Another modern work by the Dance Extension starts with sound continues with action linked to sound like a code. But the tight correlation quickly disintegrates. Also humorous at moments and grey in mood, Ms. Sokolow and her dancers direct attention to subtlety with ease: the sound of fingernails tapping, and chin protrusions. Not your typical dancers-on-chairs-piece, associations with flopping fish gasping for air, and alien-amphibian frogs are as organic as it gets.


Watching first and reading later, I felt Overlay was certainly a collaborative exploration of related movement by pairs or groups of dancers. Apparently it was. It's irony was much appreciated.


INTERMISSION


Enter muse, chaos, goddess Kali and all her fullness. When a work credits three individuals and one theater troupe with "conception, choreography, text, music and direction" you can assume there will be a lot going on. Indeed. There were puppet makers, an aerial coach and a masquerade coach. Some viewers will need coaching too. This being my second experience of a Michelle Bach-Kubali premiere, I was as prepared as one little human could be.


Advice to viewers: Don't work too hard to follow a 'story' though it may be presented as such at first. Instead let the presence of the story simply lead you in. It will give way to the conviction of the performers and the emotional/elemental -dare I say alchemical shifts swarming around you.


If you try for the story you get something like this: boy in civil war corresponds with younger sister or sweetheart? dies of typhoid fever. girl and her doll morn. live in haystacks? turn witchy. Doll escapes or gets stolen. Then tells us her side- tortured servitude as comfort giver (slap cuddle slap).
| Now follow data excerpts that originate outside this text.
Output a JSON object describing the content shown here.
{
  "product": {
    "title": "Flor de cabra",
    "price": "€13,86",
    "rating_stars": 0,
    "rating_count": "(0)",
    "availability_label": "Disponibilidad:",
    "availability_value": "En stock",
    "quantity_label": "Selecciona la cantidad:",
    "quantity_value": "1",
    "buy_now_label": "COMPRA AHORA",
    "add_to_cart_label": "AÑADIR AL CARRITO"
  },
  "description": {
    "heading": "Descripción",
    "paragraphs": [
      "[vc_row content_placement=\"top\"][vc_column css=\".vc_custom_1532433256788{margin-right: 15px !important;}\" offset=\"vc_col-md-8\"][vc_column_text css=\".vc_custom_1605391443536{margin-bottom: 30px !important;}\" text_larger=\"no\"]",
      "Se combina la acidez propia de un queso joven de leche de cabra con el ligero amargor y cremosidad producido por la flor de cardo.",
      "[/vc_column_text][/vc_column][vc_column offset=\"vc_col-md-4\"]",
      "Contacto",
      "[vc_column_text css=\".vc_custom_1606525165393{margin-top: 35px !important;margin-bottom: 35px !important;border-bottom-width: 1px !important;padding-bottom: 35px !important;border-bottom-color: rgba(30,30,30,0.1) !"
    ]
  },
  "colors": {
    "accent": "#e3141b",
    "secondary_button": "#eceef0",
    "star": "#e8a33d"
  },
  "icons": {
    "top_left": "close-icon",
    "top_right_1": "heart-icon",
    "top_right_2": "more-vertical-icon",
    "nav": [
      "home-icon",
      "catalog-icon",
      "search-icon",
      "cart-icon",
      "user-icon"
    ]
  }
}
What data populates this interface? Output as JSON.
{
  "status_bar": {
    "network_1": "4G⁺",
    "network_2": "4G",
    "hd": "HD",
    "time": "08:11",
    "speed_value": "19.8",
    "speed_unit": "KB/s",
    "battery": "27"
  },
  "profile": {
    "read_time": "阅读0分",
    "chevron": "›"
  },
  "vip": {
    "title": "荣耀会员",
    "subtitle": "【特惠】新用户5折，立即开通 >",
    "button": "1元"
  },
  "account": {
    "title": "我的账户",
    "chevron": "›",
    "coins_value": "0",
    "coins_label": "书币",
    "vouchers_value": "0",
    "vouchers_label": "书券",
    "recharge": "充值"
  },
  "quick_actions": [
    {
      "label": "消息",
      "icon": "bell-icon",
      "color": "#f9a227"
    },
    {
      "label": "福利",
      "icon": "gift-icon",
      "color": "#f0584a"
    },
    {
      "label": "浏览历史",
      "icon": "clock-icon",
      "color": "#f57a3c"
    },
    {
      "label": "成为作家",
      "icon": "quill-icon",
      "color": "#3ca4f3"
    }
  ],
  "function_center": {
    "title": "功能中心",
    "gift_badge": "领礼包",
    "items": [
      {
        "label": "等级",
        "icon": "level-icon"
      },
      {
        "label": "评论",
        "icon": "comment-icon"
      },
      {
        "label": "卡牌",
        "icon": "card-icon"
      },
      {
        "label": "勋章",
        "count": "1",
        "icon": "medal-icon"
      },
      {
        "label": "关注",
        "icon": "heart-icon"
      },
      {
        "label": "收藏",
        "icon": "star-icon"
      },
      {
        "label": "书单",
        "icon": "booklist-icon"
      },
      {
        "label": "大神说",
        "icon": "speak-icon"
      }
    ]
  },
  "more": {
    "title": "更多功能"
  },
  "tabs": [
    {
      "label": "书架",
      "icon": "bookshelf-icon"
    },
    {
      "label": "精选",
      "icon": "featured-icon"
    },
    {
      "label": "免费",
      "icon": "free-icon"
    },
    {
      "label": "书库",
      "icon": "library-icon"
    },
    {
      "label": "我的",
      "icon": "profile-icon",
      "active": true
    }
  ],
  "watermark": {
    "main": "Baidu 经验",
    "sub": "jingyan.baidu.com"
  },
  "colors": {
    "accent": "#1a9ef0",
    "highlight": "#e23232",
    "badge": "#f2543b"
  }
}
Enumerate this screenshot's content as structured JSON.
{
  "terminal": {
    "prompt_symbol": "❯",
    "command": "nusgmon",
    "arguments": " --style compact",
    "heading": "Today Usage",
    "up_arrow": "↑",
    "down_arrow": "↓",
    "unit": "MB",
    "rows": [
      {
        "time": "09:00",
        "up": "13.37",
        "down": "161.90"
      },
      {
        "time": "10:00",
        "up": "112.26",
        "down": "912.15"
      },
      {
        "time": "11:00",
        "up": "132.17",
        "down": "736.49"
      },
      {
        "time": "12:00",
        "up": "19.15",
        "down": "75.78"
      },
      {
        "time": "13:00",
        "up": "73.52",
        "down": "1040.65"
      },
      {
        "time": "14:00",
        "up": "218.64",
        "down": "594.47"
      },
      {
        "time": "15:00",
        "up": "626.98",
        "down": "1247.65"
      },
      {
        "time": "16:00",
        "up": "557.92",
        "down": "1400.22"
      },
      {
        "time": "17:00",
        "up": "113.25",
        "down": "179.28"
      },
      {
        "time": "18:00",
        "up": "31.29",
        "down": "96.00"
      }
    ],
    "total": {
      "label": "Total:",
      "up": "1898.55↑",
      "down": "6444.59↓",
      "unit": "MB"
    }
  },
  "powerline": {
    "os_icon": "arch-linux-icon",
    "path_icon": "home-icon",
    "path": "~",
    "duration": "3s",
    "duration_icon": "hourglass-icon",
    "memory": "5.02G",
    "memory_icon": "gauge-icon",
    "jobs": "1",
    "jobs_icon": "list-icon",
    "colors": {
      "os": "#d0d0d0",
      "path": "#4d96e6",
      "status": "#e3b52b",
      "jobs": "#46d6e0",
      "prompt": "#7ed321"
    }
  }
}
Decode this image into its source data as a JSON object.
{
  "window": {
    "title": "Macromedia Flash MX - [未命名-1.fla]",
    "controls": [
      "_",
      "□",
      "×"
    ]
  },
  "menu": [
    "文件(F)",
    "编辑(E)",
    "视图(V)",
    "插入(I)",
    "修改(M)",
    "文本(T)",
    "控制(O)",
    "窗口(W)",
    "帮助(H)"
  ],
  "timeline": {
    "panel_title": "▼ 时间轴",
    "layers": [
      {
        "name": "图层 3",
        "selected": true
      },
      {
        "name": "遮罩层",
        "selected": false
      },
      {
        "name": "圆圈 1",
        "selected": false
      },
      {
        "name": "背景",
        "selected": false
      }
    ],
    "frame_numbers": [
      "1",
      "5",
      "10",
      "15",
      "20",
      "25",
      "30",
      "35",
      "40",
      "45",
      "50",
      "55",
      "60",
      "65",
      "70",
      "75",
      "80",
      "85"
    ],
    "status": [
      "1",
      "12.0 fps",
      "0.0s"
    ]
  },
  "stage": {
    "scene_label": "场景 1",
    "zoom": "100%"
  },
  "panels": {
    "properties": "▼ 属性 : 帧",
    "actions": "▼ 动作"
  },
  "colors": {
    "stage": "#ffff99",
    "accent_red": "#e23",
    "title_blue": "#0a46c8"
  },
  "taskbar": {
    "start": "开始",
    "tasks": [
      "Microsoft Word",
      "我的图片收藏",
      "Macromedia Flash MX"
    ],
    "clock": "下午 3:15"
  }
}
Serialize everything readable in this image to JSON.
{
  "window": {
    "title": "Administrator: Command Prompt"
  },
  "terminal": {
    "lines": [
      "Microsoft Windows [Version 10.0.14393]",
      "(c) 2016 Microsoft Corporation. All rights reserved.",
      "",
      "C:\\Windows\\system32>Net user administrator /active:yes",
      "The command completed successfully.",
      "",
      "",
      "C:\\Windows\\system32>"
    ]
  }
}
From there it is sexual, animal, dark chaotic and amorphous. Choreography is fast and emotional, a landscape of individuals, hearts beating wildly in all directions, a pack of beasts prowling.


What is certain is this: Luna Rise was a massive undertaking which clearly and generously embraced collaborative process as a method of investigation. The live music was awesome, and the entire cast and crew were dedicated with a willing-to-go-there-not-knowing-if-theres-even-a-there-there attitude. No doubt, inspiration and deep inquiry can be this messy, and this beautiful.